Les « smart cities » innovent dans la gestion des flottes et les voitures connectées

Les villes françaises seront-elle à l’avenir « intelligentes », capables de réagir aux flux de millions de données émanant de leurs rues, de leurs immeubles, de leurs lampadaires, de leurs feux tricolores ? Les premiers tests dans ce sens sont en cours.

Comme de nombreuses villes dans le monde, Nice aspire à devenir une « smart city », une ville intelligence, grâce à la multiplication des interconnexions. En s'appuyant sur un partenariat avec Bosch, l'agglomération va innover dans la gestion des flottes et les voitures connectées. Après Monaco, l’équipementier allemand a en effet signé un accord avec la ville de Nice. A l’occasion du salon Innovative City, qui s’est tenu du 25 au 26 juin, il a signé un protocole de coopération avec la métropole de la Côte d’Azur. Bosch accompagnera l’agglomération dans le déploiement de l’Internet des objets. Au centre-ville, plus de 200 capteurs, qui seront installés en haut des lampadaires, dans la chaussée et sur des containers, vont ainsi collecter des données en temps réel sur la circulation, l’éclairage public, la propreté ou encore la qualité environnementale du quartier. Les données seront envoyées, via un réseau radio wifi, au centre informatique de la ville ou bien directement aux citoyens usagers des applications qui seront mises en place. Ce système permettra, par exemple, de suggérer aux automobilistes des places de parking disponibles aux alentours. Des expérimentations seront également lancées dans la gestion des flottes de véhicules et des voitures connectées. Nice teste, par exemple, l'identification automatique des places de parking et leur paiement par smartphone.

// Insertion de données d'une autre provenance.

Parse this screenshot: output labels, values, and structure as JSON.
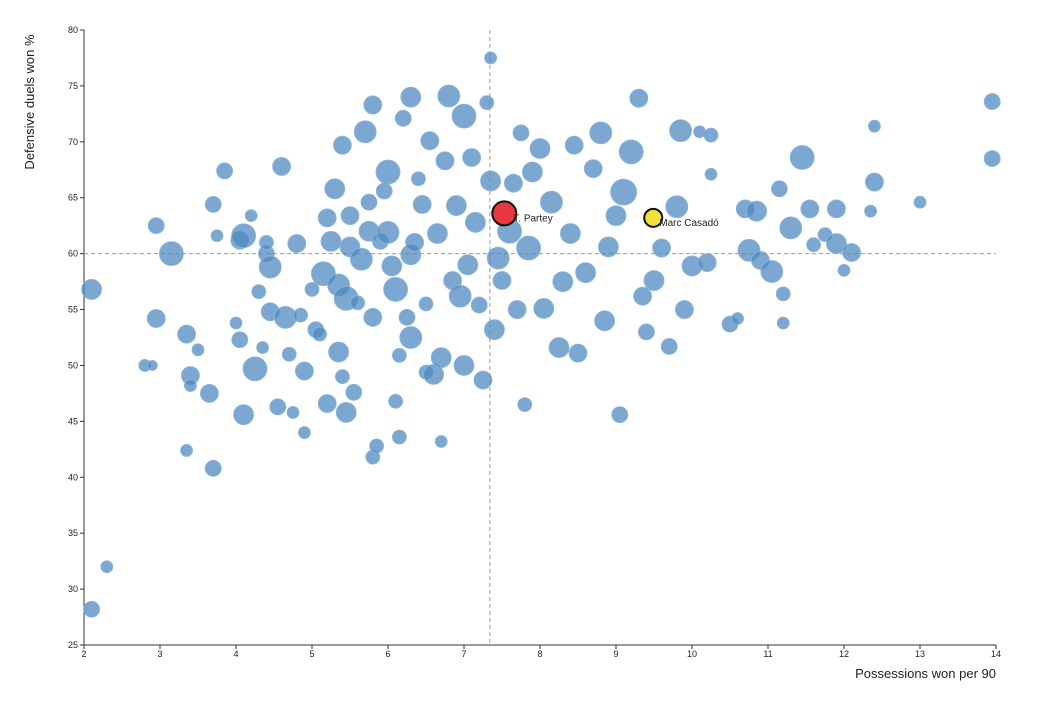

Mais Bosch n’est pas le seul à coopérer avec des villes pour les connecter et les rendre « intelligentes ». Le fabricant de puces électroniques Intel investit également massivement dans ce domaine. Il prévoit par exemple de faire de la ville de San José, en Californie, son centre de l’innovation en matière de ville connectée. Le groupe prévoit de développer un réseau de capteurs qui permettront notamment de mieux gérer le trafic routier urbain et/ou la pollution sonore aux heures de pointe. Derrière les villes connectées, la guerre des capteurs ne fait que commencer.